RV Waste Holding Tank Dumping Instructions

  1. Place the end of the sewer hose into an approved dump station inlet.
  2. Twist off the termination outlet cap.
  3. Connect the sewer hose by turning counterclockwise, locking the end levers over the termination end.
  4. Open the black tank termination valve and drain.
  5. Open the gray tank termination valve and drain. (If RV has 2 gray tanks, drain one at a time.)
  6. 6. Close termination valves.
  7. Disconnect sewer hose and store.
  8. Replace termination cap on the outlet.
  9. Add chemical deodorant / breakdown agent approved for RV use.

After the sewage tank has been emptied, close the gate valves and put approximately five gallons of water in the sewage holding tanks. This will help prevent solids from building up. The addition of a deodorizing agent like Aqua-KemŽ will help prevent odors.

 

RV Toilet

The toilet operates from water supplied either by the fresh water tank or from an exterior water supply connected to a campground water hook-up. (The water pump must be turned on when utilizing the water from the fresh water tank.)

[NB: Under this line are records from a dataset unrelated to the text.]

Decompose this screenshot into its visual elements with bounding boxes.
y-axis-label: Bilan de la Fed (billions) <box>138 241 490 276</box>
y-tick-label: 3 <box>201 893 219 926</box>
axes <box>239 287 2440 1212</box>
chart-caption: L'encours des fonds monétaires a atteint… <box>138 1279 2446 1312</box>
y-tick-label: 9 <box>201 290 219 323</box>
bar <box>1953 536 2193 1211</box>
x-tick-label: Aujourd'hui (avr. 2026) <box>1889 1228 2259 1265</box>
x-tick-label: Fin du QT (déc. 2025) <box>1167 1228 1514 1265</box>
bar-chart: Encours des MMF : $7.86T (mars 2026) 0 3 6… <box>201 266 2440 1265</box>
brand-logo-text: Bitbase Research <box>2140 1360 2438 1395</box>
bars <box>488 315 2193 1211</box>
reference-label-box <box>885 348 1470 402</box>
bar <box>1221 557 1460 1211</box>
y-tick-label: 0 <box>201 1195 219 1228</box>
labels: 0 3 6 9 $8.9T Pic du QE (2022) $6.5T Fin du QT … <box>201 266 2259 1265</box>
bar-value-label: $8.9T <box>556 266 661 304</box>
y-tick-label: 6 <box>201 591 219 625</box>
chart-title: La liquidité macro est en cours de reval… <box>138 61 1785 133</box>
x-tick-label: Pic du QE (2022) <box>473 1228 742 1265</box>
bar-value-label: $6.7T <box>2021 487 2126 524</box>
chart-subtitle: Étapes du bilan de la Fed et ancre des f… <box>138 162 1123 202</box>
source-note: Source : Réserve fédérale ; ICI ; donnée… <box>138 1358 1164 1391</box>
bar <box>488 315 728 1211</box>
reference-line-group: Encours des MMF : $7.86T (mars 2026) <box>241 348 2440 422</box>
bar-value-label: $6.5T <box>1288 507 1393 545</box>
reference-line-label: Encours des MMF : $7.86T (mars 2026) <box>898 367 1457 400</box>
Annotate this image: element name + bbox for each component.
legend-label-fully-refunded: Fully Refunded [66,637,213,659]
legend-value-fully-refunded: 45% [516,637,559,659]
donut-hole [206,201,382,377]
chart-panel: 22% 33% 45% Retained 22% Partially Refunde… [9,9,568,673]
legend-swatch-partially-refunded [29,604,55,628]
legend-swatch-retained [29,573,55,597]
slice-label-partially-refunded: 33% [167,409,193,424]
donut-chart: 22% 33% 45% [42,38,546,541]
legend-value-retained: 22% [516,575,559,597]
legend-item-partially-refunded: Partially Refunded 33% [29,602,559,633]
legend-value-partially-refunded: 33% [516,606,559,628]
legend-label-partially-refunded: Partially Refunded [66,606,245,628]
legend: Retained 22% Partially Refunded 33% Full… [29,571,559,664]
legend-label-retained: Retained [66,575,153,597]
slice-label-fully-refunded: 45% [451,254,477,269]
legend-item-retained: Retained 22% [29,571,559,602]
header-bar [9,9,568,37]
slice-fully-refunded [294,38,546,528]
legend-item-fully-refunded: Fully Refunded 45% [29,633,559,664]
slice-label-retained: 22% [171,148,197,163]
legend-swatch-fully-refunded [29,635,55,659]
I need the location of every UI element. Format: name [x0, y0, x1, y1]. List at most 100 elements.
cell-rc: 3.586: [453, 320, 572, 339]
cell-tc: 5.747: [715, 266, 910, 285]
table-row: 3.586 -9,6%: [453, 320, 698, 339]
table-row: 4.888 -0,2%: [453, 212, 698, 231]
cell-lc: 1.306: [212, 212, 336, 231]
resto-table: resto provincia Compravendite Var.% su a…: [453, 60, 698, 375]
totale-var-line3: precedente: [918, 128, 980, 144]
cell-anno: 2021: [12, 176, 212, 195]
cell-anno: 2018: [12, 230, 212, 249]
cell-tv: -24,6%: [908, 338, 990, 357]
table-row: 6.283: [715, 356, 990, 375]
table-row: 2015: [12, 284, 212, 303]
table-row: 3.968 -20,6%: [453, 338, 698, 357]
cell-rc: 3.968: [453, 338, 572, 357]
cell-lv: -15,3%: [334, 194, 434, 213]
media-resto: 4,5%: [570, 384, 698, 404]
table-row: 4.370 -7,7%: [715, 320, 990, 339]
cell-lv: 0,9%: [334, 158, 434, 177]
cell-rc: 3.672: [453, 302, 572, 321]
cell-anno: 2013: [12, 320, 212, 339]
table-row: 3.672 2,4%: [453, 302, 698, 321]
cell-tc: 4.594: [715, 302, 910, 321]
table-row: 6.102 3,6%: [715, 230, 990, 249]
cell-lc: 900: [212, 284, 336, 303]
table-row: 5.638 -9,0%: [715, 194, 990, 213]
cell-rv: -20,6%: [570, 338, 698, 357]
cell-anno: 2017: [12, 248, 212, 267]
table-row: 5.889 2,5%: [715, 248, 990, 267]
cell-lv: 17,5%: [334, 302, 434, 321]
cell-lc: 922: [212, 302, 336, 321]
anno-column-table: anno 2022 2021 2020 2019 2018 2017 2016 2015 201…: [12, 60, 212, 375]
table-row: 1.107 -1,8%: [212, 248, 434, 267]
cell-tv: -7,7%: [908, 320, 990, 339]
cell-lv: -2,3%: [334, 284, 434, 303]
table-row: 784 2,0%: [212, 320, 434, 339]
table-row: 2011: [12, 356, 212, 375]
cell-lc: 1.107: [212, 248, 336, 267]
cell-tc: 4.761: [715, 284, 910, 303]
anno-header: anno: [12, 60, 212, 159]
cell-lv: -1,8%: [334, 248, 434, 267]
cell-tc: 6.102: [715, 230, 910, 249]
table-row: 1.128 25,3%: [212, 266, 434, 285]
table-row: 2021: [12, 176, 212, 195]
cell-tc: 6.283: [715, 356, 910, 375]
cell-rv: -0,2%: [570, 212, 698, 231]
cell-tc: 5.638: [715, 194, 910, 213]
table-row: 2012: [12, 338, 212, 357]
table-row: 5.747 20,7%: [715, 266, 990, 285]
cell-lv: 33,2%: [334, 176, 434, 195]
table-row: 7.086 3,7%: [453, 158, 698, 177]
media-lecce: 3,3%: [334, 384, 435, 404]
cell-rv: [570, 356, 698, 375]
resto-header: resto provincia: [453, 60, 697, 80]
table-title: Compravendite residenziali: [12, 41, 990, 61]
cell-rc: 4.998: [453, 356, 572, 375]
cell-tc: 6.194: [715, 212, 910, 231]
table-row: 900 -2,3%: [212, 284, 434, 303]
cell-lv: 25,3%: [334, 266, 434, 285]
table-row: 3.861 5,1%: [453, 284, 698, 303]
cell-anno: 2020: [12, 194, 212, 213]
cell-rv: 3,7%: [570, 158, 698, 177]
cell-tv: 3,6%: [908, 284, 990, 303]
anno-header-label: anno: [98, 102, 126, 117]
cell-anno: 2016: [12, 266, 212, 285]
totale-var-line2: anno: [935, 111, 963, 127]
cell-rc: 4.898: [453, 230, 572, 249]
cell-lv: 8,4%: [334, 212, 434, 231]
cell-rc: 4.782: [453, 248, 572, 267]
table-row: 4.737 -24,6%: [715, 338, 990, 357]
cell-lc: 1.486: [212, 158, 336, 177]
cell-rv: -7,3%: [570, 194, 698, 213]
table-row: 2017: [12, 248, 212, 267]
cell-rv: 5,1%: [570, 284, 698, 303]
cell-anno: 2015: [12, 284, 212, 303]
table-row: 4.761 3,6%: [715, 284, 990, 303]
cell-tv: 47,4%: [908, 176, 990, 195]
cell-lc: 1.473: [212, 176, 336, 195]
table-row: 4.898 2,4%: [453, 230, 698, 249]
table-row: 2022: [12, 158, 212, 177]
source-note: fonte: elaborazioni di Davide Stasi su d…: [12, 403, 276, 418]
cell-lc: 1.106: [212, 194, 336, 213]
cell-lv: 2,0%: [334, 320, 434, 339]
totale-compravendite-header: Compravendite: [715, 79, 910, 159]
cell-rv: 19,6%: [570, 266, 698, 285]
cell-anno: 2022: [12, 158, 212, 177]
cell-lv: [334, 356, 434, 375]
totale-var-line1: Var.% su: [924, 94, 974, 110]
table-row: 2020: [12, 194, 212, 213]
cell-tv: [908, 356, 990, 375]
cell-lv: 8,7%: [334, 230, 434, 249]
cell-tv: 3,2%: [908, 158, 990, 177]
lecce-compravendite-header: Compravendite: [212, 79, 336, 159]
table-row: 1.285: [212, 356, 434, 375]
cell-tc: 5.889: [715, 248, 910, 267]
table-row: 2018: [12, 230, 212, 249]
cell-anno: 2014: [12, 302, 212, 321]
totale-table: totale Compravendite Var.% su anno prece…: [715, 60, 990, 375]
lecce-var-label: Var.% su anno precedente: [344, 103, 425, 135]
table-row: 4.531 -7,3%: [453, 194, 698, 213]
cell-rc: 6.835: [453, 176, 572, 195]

The toilet flushes directly into the black water tank. You should find complete instructions and care for the model installed in your RV at the manufactures web site or by calling the company.

 

Solids Build-Up

The most common problem associated with the waste system is solids build up. Using plenty of water when flushing the toilet, and keeping the holding tank valves closed until ready to flush the system can reduce the risk of build up.

Should you ever have a build up of solids, close the valves, fill the tanks at least 3/4 full with fresh water, drive a drive a few miles to agitate the solids then drain the tanks.

Do not put these items in toilet

  1. Facial tissues, paper towels, sanitary products (including those labeled flushable).
  2. Detergents or bleach. Use a sewage tank deodorizer.
  3. Automotive antifreeze, ammonia, alcohols, or acetones.
  4. Grease from cooking, table scraps or other solids that may cause clogging.

 

RV sewer hose

You need an RV sewer hose to connect the RV drain valve to the RV park’s sewer line or dump station. Unless you use your RV only a few days a year it is recommend you get a heavy duty hose. They cost just a little more but they’re worth it.

Most of the time you will need 10 feet of hose or less but if you travel enough you will find a time when you’ll need more.

Carry a 6′, one 10′ and a 20′ hose each set up with valve adaptors and sewer connectors. Also carry two hose connectors. By using the connectors to join hoses in different combinations You can get a length at least close to what you need without have a lot of extra hose.

You can also have a heavy duty hose about 4′ long ( the piece remaining from cutting a 10′ long hose to six feet ) with a hose adaptor on one end and the bayonet fitting on the other. This is a dump station hose. The hose adaptor fits down the sewer pipe and help prevent the hose from pulling out while dumping.

You can use the red EZ threaded plastic couplings made by Valterra to make up the hoses.

Whenever the sewer pipe has a threaded end you can use the sewer thread attachment in addition to the universal sewer connector. This assures a good leak proof connection. Some parks require their use.

You should usually replace at least one of the hoses each year. Sometimes you can buy a 20 footer and make up all new 4′, 6′ and 10′ hoses since these get the most use.